The majority of HCCs slowly unfold against a background of chronic hepatitis and cirrhosis, which can be considered as preneoplastic conditions of the liver. Chronic hepatitis is characterized by persistent inflammation, cytokine and oxidative stress-mediated hepatocyte death and active proliferation of residual hepatocytes to replace the lost parenchyma[1, 60]. During the process of hepatocarcinogenesis in rat models, chronic inflammation precedes cirrhosis. Epidemiology studies showed that chronic inflammation increased the risk of tumors, and the microenvironment of tumorigenesis resembles the reaction of inflammation to injury in many ways[61]. In the tumor microenvironment, the chemotactic factors and receptors mediated angiogenesis, recruited cells, prompting cellular survival and proliferation.

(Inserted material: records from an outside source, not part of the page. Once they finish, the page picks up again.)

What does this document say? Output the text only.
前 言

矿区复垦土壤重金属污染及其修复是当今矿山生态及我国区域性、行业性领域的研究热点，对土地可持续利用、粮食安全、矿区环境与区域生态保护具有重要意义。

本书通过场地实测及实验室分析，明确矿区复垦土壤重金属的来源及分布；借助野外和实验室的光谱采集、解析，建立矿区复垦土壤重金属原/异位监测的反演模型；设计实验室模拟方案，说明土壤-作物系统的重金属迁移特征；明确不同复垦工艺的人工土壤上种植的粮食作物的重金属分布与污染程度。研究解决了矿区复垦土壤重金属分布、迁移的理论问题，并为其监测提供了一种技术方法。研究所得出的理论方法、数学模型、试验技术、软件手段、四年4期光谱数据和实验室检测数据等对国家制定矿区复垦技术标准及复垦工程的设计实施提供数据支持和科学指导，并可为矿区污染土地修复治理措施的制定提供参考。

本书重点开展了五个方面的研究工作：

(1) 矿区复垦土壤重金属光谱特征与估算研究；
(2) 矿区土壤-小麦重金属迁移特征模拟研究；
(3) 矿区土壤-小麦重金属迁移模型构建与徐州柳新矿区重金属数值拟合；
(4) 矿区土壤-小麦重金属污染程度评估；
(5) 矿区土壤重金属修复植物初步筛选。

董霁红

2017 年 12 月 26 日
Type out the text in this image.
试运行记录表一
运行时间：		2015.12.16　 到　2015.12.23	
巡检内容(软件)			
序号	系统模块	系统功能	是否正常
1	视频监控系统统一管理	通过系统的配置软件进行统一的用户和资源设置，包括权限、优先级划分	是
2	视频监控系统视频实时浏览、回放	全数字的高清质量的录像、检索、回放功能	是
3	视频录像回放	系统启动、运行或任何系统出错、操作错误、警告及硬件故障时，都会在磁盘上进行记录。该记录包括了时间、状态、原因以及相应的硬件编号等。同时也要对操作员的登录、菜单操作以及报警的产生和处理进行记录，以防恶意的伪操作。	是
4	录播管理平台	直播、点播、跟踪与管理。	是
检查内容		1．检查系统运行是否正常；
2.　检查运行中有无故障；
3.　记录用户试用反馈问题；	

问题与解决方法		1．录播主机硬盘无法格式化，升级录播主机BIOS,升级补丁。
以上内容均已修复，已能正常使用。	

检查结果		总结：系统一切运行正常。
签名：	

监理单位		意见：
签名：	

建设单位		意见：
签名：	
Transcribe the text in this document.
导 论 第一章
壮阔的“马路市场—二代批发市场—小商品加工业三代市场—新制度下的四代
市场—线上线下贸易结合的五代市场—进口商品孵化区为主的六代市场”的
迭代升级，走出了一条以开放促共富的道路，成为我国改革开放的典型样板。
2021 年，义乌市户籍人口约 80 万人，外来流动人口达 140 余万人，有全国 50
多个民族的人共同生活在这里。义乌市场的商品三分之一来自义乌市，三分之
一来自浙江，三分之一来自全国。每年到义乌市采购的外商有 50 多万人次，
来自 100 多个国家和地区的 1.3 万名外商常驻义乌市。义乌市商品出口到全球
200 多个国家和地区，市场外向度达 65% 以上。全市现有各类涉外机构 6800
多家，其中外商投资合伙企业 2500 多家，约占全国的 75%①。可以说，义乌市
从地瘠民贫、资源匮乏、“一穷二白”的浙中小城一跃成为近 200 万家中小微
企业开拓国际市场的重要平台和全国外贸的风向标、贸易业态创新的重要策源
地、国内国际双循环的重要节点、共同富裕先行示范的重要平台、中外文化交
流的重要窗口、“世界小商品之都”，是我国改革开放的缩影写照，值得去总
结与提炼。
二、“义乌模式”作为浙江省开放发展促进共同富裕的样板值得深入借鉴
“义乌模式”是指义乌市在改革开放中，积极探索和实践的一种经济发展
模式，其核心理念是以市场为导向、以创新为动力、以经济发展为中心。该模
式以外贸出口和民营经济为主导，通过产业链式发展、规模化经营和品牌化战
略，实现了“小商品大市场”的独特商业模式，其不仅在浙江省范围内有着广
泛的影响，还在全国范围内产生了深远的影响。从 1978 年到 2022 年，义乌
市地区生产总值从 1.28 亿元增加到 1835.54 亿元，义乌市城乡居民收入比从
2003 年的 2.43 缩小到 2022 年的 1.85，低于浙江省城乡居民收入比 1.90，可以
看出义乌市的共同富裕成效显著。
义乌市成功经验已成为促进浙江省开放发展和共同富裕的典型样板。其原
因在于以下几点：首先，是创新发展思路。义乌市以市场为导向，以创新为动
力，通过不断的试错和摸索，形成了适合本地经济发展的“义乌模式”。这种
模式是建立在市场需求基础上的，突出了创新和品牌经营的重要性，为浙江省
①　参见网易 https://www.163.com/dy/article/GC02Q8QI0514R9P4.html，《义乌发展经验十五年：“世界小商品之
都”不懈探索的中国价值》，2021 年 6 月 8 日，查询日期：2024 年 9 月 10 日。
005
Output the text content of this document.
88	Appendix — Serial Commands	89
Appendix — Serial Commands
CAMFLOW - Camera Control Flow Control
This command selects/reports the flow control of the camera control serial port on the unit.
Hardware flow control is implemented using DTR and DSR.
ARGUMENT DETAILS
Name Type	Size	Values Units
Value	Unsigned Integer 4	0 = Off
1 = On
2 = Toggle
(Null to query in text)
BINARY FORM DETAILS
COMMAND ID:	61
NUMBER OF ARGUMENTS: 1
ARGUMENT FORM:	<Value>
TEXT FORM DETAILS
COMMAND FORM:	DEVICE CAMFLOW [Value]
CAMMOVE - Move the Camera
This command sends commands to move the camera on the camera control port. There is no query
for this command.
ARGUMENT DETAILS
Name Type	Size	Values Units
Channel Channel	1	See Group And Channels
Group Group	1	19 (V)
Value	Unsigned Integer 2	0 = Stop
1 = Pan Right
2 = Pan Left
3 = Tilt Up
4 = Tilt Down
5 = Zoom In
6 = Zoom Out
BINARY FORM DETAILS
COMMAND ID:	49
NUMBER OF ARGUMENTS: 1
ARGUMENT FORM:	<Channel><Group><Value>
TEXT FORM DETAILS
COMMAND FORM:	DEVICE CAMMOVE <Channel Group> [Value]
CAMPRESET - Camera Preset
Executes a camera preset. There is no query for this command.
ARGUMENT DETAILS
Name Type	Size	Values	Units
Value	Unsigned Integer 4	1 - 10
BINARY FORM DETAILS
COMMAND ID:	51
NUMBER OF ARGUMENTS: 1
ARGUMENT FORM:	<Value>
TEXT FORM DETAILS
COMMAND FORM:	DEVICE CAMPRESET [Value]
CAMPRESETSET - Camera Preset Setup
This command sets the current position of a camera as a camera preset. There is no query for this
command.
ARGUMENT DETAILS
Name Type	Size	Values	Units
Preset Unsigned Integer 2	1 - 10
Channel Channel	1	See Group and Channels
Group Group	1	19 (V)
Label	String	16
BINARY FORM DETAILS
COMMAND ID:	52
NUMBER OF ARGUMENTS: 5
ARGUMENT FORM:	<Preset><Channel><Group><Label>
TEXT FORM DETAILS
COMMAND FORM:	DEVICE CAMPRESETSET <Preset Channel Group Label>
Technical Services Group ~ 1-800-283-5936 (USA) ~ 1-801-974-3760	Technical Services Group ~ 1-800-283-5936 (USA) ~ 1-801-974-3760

On the other hand, oxidative stress occurred in inflammatory processes. The inflammatory cells and tumor cells both produce free radicals and soluble factors such as arachidonic acid, cytokines and chemotactic factors, seubsequently producing reactive oxygen. All these factors strongly recruit the inflammatory cells to produce cytokines, which promotes a vicious cycle. The intermediate products of active oxygen oxidize DNA directly or interfere with DNA repair. These oxides activate protein, carbohydrate and lipids quickly, the derived products interfere with inter- and intracellular homeostasis, favoring DNA mutation. Thus, the chronic inflammation prompts the malignant transformation of cells[62]. Chronic inflammation also favors angiogenesis[63]. In the present study, many DEGs are related to inflammation reaction, immune reaction and stress. (Tables 4 and 5)

In conclusion, analysis of gene expression profile is a useful tool to provide new clues and produce new research targets in the hepatocarcinogenesis field. In the present study, a rat model of liver cancer was established. We have listed the deregulated expression genes in the process from cirrhosis to liver cancer in the DEN-treated rat model. As indicated in the literature, this model shows that cirrhosis is a precancerous lesion of the liver. Although we only discuss some parts of the great quantity of information in this study, much unknown information remains. Functional analysis of these genes revealed discrete expression clusters, including cell proliferation, protein synthesis, and hepatocyte-specific functions. We still need to discern the key genes playing core roles in the promotion and progression of liver cancer. In this article, we focused our attention on the global molecular events that occurred in DEN-treated rats (and probably represent the earliest ones that start the multistep process of hepatocarcinogenesis). Additional information may be mined from this and similar studies to provide clues to many areas including the very important search for diagnostic markers, therapy targets and prognosis prediction markers.